"Who could have done this," asked the Pakistani immigration officer at the Wagah border, which we had to cross that day, before our visas ran out. "Laskhar-e-Toiba," we suggested tentatively, as clueless as anyone else. "But what about your Indian groups, you know, your BJP and your Shiv Sena," he asked. It was not an accusation—rather, a painful search for answers, and an inability to believe that Muslims might have deliberately targeted Muslim passengers.
At the deserted border, officials were sombre, and so were the coolies. The Pakistani porters wear orange and green uniforms, the Indians blue, but their stories are identical: small farmers and landless from nearby villages, grateful for a smoother flow of traffic on the border, of passengers and goods. We watched them unload painted trucks from Kabul, laden with dry fruits for India or sacks of Indian onions bound for Pakistan. When the sacks shifted from Indian heads to Pakistani heads at zero point, heads almost met. Almost, but not quite. For both sides, news of the train disaster brought the same worry: life was getting better on the border, let nothing derail that.


At the Attari railway station, a short drive from Wagah, the ill-fated Samjhauta Express had arrived, on its way to Lahore.
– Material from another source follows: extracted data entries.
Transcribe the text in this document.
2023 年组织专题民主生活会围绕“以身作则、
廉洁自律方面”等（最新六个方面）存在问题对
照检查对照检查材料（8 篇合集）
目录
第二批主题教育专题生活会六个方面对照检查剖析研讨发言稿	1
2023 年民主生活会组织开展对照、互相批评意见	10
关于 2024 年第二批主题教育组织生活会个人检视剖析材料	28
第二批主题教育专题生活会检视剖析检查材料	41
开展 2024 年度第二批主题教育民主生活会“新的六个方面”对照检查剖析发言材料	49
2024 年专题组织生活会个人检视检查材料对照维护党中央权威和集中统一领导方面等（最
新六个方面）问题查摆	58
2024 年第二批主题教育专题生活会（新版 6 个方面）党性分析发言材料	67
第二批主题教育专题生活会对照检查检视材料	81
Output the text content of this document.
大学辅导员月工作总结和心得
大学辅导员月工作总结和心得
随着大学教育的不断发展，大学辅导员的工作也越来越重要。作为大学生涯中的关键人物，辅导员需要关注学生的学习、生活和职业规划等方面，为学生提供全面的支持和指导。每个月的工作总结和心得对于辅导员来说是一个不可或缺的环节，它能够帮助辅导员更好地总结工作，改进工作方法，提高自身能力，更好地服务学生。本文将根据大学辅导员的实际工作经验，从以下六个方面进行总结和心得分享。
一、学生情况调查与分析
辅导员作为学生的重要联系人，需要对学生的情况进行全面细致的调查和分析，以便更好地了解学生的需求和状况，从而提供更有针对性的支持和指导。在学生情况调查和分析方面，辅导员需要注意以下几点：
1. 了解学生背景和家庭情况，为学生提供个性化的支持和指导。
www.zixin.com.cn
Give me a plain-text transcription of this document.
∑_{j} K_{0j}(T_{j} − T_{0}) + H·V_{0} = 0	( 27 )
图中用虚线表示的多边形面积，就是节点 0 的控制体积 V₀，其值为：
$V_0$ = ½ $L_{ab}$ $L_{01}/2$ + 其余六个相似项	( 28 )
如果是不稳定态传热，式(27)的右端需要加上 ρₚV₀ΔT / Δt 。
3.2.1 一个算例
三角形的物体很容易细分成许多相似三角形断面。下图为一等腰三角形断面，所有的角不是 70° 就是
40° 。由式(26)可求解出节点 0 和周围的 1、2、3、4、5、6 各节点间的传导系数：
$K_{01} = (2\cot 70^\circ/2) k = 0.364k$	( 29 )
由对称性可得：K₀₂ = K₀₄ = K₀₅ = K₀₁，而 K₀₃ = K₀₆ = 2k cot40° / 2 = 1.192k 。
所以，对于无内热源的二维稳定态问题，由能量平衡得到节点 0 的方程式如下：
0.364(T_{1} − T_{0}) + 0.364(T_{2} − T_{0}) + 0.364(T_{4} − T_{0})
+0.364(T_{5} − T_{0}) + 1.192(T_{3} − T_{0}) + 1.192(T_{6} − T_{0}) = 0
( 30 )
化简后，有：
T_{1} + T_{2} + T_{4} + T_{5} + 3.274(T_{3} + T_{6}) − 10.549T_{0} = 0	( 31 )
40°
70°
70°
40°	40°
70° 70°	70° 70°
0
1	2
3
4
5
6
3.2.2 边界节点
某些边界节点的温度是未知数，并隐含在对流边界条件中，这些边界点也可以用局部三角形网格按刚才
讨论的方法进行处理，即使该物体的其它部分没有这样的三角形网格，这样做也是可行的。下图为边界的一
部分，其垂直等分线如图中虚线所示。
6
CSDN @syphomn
On the platform, among the immigration counters, were small groups of passengers—the lower middle class and poor of the subcontinent, traumatised by what they had seen and experienced—and unable to make sense of it. "There was no blast," insisted members of the group from Karachi. "There was some fault in the train." But Bhuri, an Indian widow from Meerut, travelling alone, and Zeenat Shafiq, a Pakistani, knew differently. Both had been in coach 11. Their TV soundbites delivered, they were now being examined by a railway doctor. Haltingly, the women talked, remembering the other families sitting around them, the women opening their dabbas to take out their rotis for the evening meal, and the children playing, until the blast ended it all. "Uske baad koi apne maa ke liye ro raha tha, koi apne bachche ke liye," (After that, some were wailing for their mother and some for heir children) said Zeenat, breaking into sobs.
Bhuri, as it turned out, was in double shock. Her daughter, married into a Lahore family, had just died in Pakistan. Their was no question of going back to Meerut now. "I have to look after my grandchildren," she said. It was the same for the rows of Indian Muslims waiting patiently to board the train from Attari. They had seen the charred bodies on TV, but there were things to be done in Pakistan, relatives to meet, weddings to attend. Life had to go on.